Nicht nur die Atoin Meto, sondern auch die mit ihnen kulturell verwandten Iban in Sarawak (Ost Malaysia), kennen und fürchten die ziehende Macht des Hakens. Traude Gavin berichtet von einem Motiv auf den Ritualtextilien (pua kumbu) der Iban mit Namen Fischhaken (ginti besi rantong). Diesem Motiv wird nachgesagt, es bewege in Form eines Fluches Männer zur Kopfjagd. Die Iban bezeichnen die Motive der pua kumbu mit einem Namen und einem poetisch formulierten Titel (julok), der aus mehreren Zeilen besteht. In Form einer Lobeshymne feiern diese Titel die magische Macht der Motive. Der poetische Titel des Fischhaken-Motivs lautet:

(Das Motiv des)
Fischhakens schreit, weint und heult, es verlangt die Innereien von Badang als Köder.
(Das Motiv des)
eisernen Hakens schreit, weint und schluchzt leise, es fordert Rippen und Lenden als
Köder.

Die Verben schreien, weilen, schluchzen und heulen verursachen eine rhythmische, klangliche und semantische Fülle, deren fordernder Dichte sich der Betrachter dieses pua-Motivs nicht verweigern kann.

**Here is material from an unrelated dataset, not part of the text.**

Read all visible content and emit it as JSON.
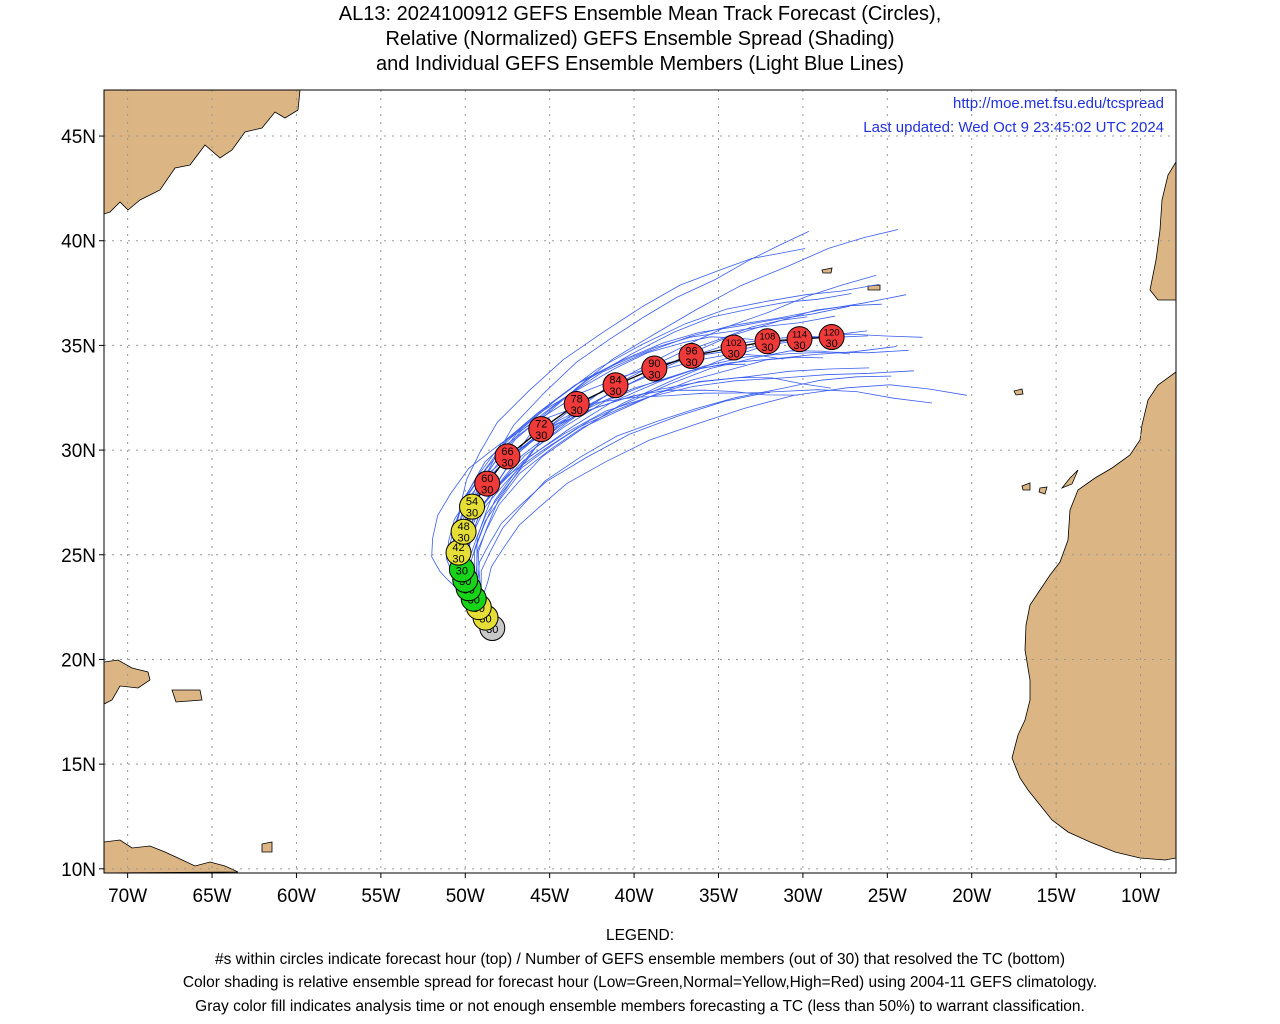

Das Verlangen und der Bedarf nach menschlichen Kopftrophäen ist in der Klage des Angelhakens, mit einem Köder versehen und ausgeworfen zu werden, paraphrasiert 28.

Das Atoin Meto-Konzept des Krieger-Kopfjägers mit dem besi-Körper (meo ao besi) klärt die hier angewandte Magie der Anziehung aus der Perspektive des aktiv Handelnden her auf. Die Konzeption des besi-Körpers gründet auf einer Kombination des Sinngehalts eines indigenen Verbs besi (in den Bann ziehen) und des entlehnten malaiischen besi in der Bedeutung von Eisen. Es bezieht sich auf die körperlichen Qualitäten, über die der Krieger-Kopfjäger bei seinen Kopfjagden verfügen möchte, nämlich über die für Haken undurchdringliche beziehungsweise unverwundbare, eiserne Haut und über die Furcht und Schrecken einflössende Wirksamkeit einer Magie (le`u), die ihm seinen Feind willenlos und passiv ausliefert.